TIL: Moving average with missing periods in Google Sheets

The short answer:

=AVERAGEIFS(A1:A99, B1:B99,"<="&B2, B1:B99, ">"&B2 - 30)

Values to be averaged are in A1:A99, corresponding dates are in B1:B99.

What the formula does: average the values in the range – Include a value in calculating average for the current date if:

  1. The date for that value is same as or before the date in the current row, and
  2. The date for that value is greator than the date X days before the date in the current row (X is 30 in the formula for a 30-day moving average)

The long one:

I have a spreadsheet with my daily weight log. It has occasional missing days – when I didn’t log my weight.

Yesterday, I wanted to chart this data, and wanted to add a moving average to it. Google sheets’ in-built moving average trend line refused to work – either due to the missing data, or due to the number of entries. So I added a column to the sheet with the calculated (trailing) moving average weight.

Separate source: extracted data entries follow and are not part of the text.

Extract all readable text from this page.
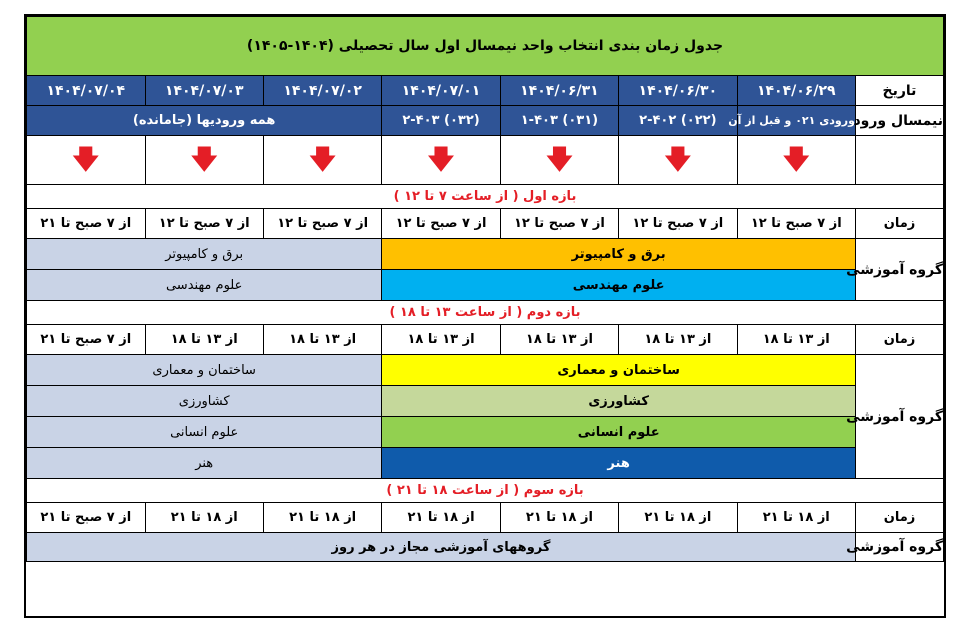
جدول زمان بندی انتخاب واحد نیمسال اول سال تحصیلی (۱۴۰۴-۱۴۰۵)							
تاریخ	۱۴۰۴/۰۶/۲۹	۱۴۰۴/۰۶/۳۰	۱۴۰۴/۰۶/۳۱	۱۴۰۴/۰۷/۰۱	۱۴۰۴/۰۷/۰۲	۱۴۰۴/۰۷/۰۳	۱۴۰۴/۰۷/۰۴
نیمسال ورود	ورودی ۰۲۱ و قبل از آن	(۰۲۲) ۲-۴۰۲	(۰۳۱) ۱-۴۰۳	(۰۳۲) ۲-۴۰۳	همه ورودیها (جامانده)		
	🡇	🡇	🡇	🡇	🡇	🡇	🡇
بازه اول ( از ساعت ۷ تا ۱۲ )							
زمان	از ۷ صبح تا ۱۲	از ۷ صبح تا ۱۲	از ۷ صبح تا ۱۲	از ۷ صبح تا ۱۲	از ۷ صبح تا ۱۲	از ۷ صبح تا ۱۲	از ۷ صبح تا ۲۱
گروه آموزشی	برق و کامپیوتر				برق و کامپیوتر		
	علوم مهندسی				علوم مهندسی		
بازه دوم ( از ساعت ۱۳ تا ۱۸ )							
زمان	از ۱۳ تا ۱۸	از ۱۳ تا ۱۸	از ۱۳ تا ۱۸	از ۱۳ تا ۱۸	از ۱۳ تا ۱۸	از ۱۳ تا ۱۸	از ۷ صبح تا ۲۱
گروه آموزشی	ساختمان و معماری				ساختمان و معماری		
	کشاورزی				کشاورزی		
	علوم انسانی				علوم انسانی		
	هنر				هنر		
بازه سوم ( از ساعت ۱۸ تا ۲۱ )							
زمان	از ۱۸ تا ۲۱	از ۱۸ تا ۲۱	از ۱۸ تا ۲۱	از ۱۸ تا ۲۱	از ۱۸ تا ۲۱	از ۱۸ تا ۲۱	از ۷ صبح تا ۲۱
گروه آموزشی	گروههای آموزشی مجاز در هر روز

My weight and the 30-day moving average

I’ve never before had to calculate moving average over a non-consecutive data set. So, in case I forget, I’m noting it down here for later…

The table was setup as below (please don’t judge me on that weight – I’m struggling!)

The sheet with data entries

The formula used was:

The moving average formula

Broken down into bits, the formula is:

The moving average formula – parts

averageifs’ provides the average of a cells in range where all corresponding conditions are met. The inputs to the formula are:

  1. The range with values to average. In my case it was the column with weight values – circled in black
  2. The range over which to test the first condition. In this case it was the column with dates – first red circle
  3. The condition that the first range has to meet – first green circle.
    • – I average the rows where date is same as, or before the date of this row. i.e. ‘<= row_date_cell
  4. The range over which to test the second condition. It was again the column with dates – second red circle
  5. The condition that the second range has to meet – second green circle.
    • – I average the rows where date is greator than the date that is X days before the date in this row, i.e. ‘> row_date_cell - X
    • X defines how many days of data to average. In the graph above, I use a 30-day moving average. By changing the value in cell AM1, I could easily view the same graph with other values – a 7 day moving average, for instance.